The amendment, proposed by Rep. Mark Johnson (R-Hood River), would limit programs to the schools that had them in the 2014-15 school year and phase them out by 2018. SB 418 would establish a pilot program including schools with fifth-year offerings, as well as a taskforce to study how those programs benefit students.
Fifth-year programs allow students to defer receiving a standard high school diploma to pursue an advanced diploma and attend classes at a community college. Because they are still considered high school students, the state school fund pays for expenses.
SB 418’s taskforce would be asked to make recommendations of how to extend benefits of fifth-year programs statewide while simultaneously shutting down fifth-year options in the 26 districts that have them.

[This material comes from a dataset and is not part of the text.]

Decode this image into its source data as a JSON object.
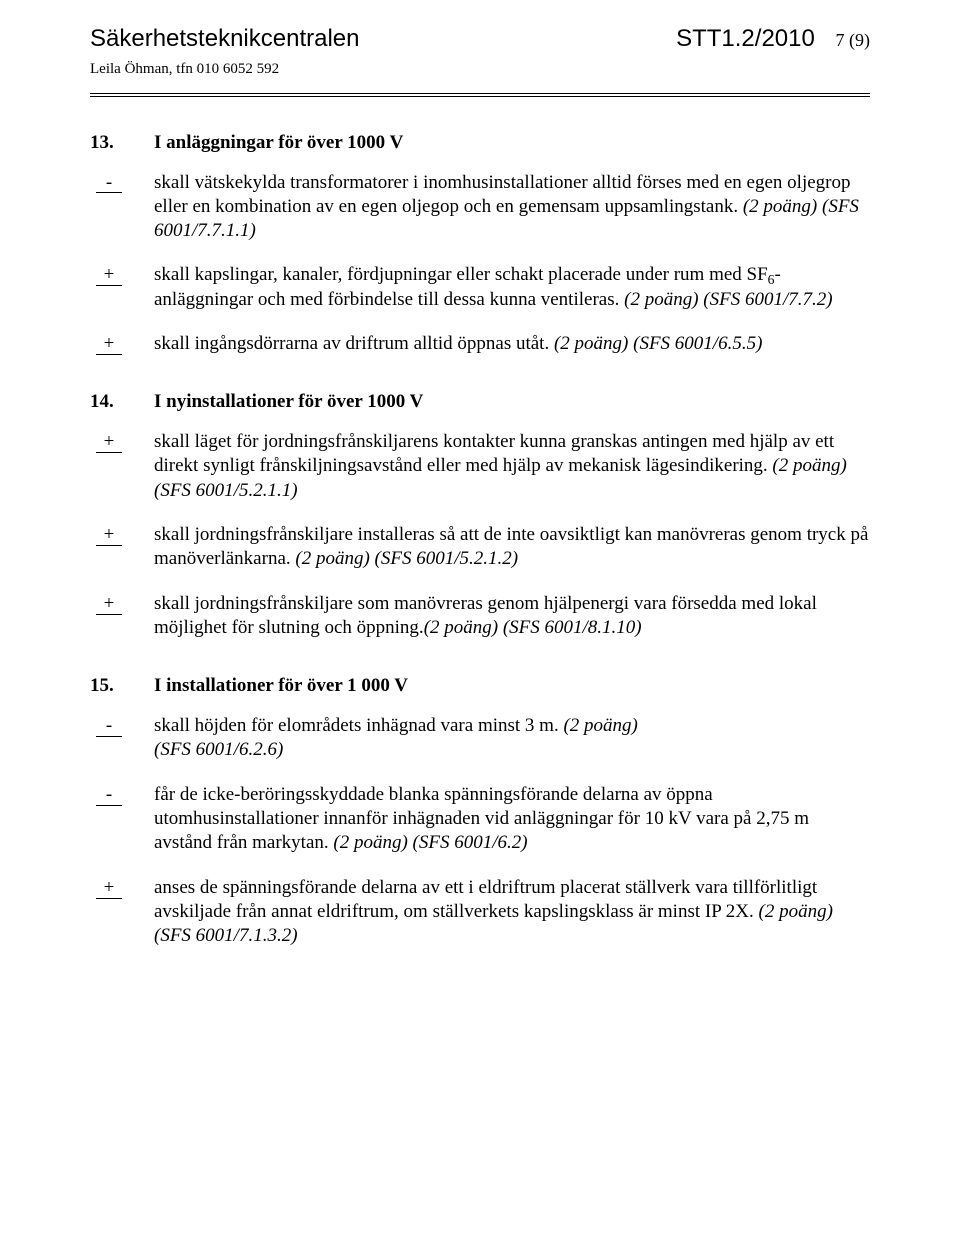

A similar bill, Senate Bill 322, died in committee earlier this year after districts with the programs agreed to work with lawmakers to solve concerns — namely funding — about offering fifth-year programs.

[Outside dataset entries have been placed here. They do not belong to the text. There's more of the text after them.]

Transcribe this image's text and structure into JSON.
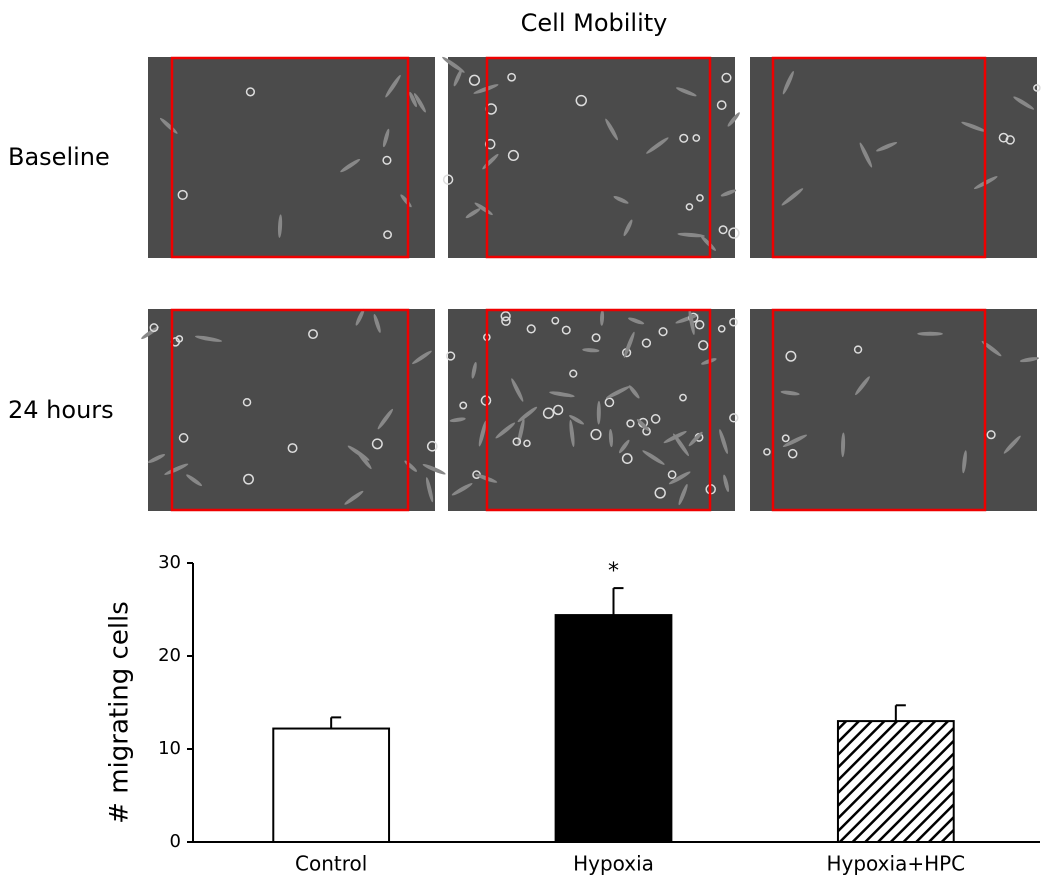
{
  "figure": {
    "title": "Cell Mobility",
    "row_labels": [
      "Baseline",
      "24 hours"
    ]
  },
  "chart_data": {
    "type": "bar",
    "ylabel": "# migrating cells",
    "categories": [
      "Control",
      "Hypoxia",
      "Hypoxia+HPC"
    ],
    "values": [
      12.2,
      24.4,
      13.0
    ],
    "errors": [
      1.2,
      2.9,
      1.7
    ],
    "colors": [
      "#ffffff",
      "#000000",
      "#ffffff"
    ],
    "hatches": [
      false,
      false,
      true
    ],
    "markers": [
      null,
      "*",
      null
    ],
    "ylim": [
      0,
      30
    ],
    "yticks": [
      0,
      10,
      20,
      30
    ],
    "grid": false
  }
}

Those in favor of ending the programs cite the use of the K-12 funding for a first year of college as problematic and unfair to students in districts that do not have such programs.
See SB 418, Page 14A
Continued from 1A
The programs running now cost the K-12 fund about $18 million to $19 million per year.
Brian Green, Dallas High School’s assistant principal who oversees Dallas’ program Extended Campus, has a different perspective on fairness. He sees the debate around the proposals as an “urban versus rural” issue with fifth-year programs offering smaller or rural districts a more level playing field with their larger counterparts.
Green said concerns about what would happen to the state school fund if the state’s largest school districts launched similar programs are valid – and part of what district and lawmakers were to hammer out before next year’s legislative session. But he said programs like Extended Campus are more critical to smaller districts than those that have the resources to offer students more opportunities for college credit, and career and technical training.
“Districts like the Greater Portland School District have alternative programs to support kids,” he said.
Furthermore, Green said the program helps with the state’s goals to increase the number of Oregonians earning bachelor’s and associate degrees, and offering access to first-generation college students.
Johnson’s amendment was proposed in June 2, and two public hearings have been held on the bill since, on June 4 and June 9. No other public hearings or work sessions are scheduled at this time.
Green said he will join with representatives of those districts – including Philomath, Corvallis and Albany among others in the region – who will oppose the latest proposal.
“It’s worth fighting for,” Green said. “It’s a program that is worth going down swinging for – and we will.”